Going back to my two examples from before, rejections, mistakes, or even mere bad luck were (and still are) a constant component of both. We’ve been rejected with Silicon Roundabout. We’ve made mistakes. We have failed certain experiments we made. Same thing with the co-living project at AGÀPE Properties. From subcontractors letdowns, to planning mistakes at council level, from unforeseen structural defect, to all sorts of problems due to both external factors as well as our own errors: this project has constantly challenged us and even pushed me to think “what if this really screws us up for good?”.

It’s at times like these that you must remind yourself that the true grit of a leader is not how he or she performs during the good times but rather how he/she displays emotional strength, courage and professionalism during the most trying times. It is impossible to demonstrate resilience unless you have gone through difficult times.

Remember that with every struggle comes a tremendous opportunity. These are the times where you can choose to embrace the gift of adversity and use it to strengthen your leadership abilities. Here is where you can make a difference. It’s where you can train yourself to be the leading figure that can really make your entrepreneurial endeavour succeed.

Good times are a reason to celebrate and reward people. However, nothing is more rewarding than coming out of a storm as a stronger leader and a more cohesive team.
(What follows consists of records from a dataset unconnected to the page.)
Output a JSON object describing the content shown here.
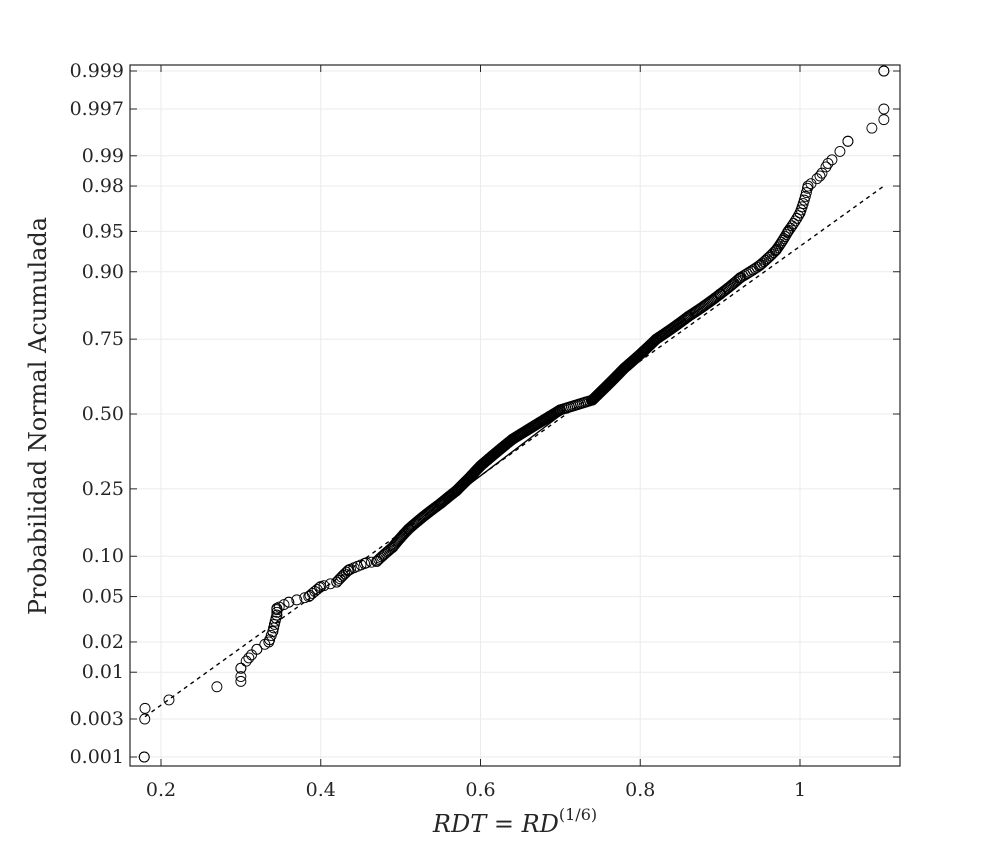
{
  "chart_data": {
    "type": "scatter",
    "title": "",
    "xlabel_italic": "RDT = RD",
    "xlabel_superscript": "(1/6)",
    "ylabel": "Probabilidad Normal Acumulada",
    "xlim": [
      0.17,
      1.13
    ],
    "y_scale": "normal-probability",
    "grid": true,
    "legend": "none",
    "x_ticks": [
      0.2,
      0.4,
      0.6,
      0.8,
      1
    ],
    "x_tick_labels": [
      "0.2",
      "0.4",
      "0.6",
      "0.8",
      "1"
    ],
    "y_ticks": [
      0.001,
      0.003,
      0.01,
      0.02,
      0.05,
      0.1,
      0.25,
      0.5,
      0.75,
      0.9,
      0.95,
      0.98,
      0.99,
      0.997,
      0.999
    ],
    "y_tick_labels": [
      "0.001",
      "0.003",
      "0.01",
      "0.02",
      "0.05",
      "0.10",
      "0.25",
      "0.50",
      "0.75",
      "0.90",
      "0.95",
      "0.98",
      "0.99",
      "0.997",
      "0.999"
    ],
    "colors": {
      "marker": "#000000",
      "axes": "#262626",
      "grid": "#ebebeb"
    },
    "reference_line": {
      "solid": [
        [
          0.587,
          0.265
        ],
        [
          0.702,
          0.5
        ]
      ],
      "dashed": [
        [
          0.18,
          0.0032
        ],
        [
          1.105,
          0.98
        ]
      ]
    },
    "sample": {
      "n": 500,
      "anchors": [
        [
          0.179,
          0.001
        ],
        [
          0.18,
          0.004
        ],
        [
          0.3,
          0.008
        ],
        [
          0.3,
          0.011
        ],
        [
          0.31,
          0.014
        ],
        [
          0.32,
          0.017
        ],
        [
          0.335,
          0.02
        ],
        [
          0.34,
          0.025
        ],
        [
          0.345,
          0.035
        ],
        [
          0.345,
          0.04
        ],
        [
          0.36,
          0.045
        ],
        [
          0.385,
          0.05
        ],
        [
          0.4,
          0.06
        ],
        [
          0.42,
          0.065
        ],
        [
          0.435,
          0.08
        ],
        [
          0.457,
          0.09
        ],
        [
          0.47,
          0.092
        ],
        [
          0.49,
          0.115
        ],
        [
          0.51,
          0.15
        ],
        [
          0.55,
          0.21
        ],
        [
          0.57,
          0.245
        ],
        [
          0.585,
          0.28
        ],
        [
          0.6,
          0.32
        ],
        [
          0.64,
          0.41
        ],
        [
          0.68,
          0.48
        ],
        [
          0.7,
          0.515
        ],
        [
          0.74,
          0.55
        ],
        [
          0.78,
          0.66
        ],
        [
          0.82,
          0.75
        ],
        [
          0.86,
          0.81
        ],
        [
          0.9,
          0.86
        ],
        [
          0.925,
          0.89
        ],
        [
          0.95,
          0.91
        ],
        [
          0.97,
          0.93
        ],
        [
          0.985,
          0.95
        ],
        [
          1.0,
          0.965
        ],
        [
          1.01,
          0.98
        ],
        [
          1.025,
          0.984
        ],
        [
          1.035,
          0.988
        ],
        [
          1.06,
          0.993
        ],
        [
          1.105,
          0.996
        ],
        [
          1.105,
          0.999
        ]
      ]
    }
  }
}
Treasure these moments and, if the worst does come up, make sure you don’t waste the opportunity to learn.

Then stand back up and try again.

Once Nelson Mandela said that he never failed, he either won or learned. Resilience is what will take you there: to either succeed or learn from something and get ultimately closer to success.

Conclusion

Making an exhaustive list of what helps with entrepreneurial success is probably an impossible task. In this article we’ve looked instead at establishing what are the three pillars that underpin successful enterprises -be them big startup dreams or a particular project.

Remember these three as they will always serve you well regardless of the type of entrepreneur you want to be.

They are:

  • Vision, that you must nurture with curiosity and the ambition to be the best and/or the first at doing something for others
  • Due Diligence, that you must do aplenty to prepare for your enterprise
  • Resilience, that you must have not to give up in the face of adversities, so that you can lead your project to either success or to precious learning before you pick up the next fight

So here are my two pence for today. I hope you found it useful and don’t forget to share your thoughts if you agree or disagree with anything we’ve talked about here.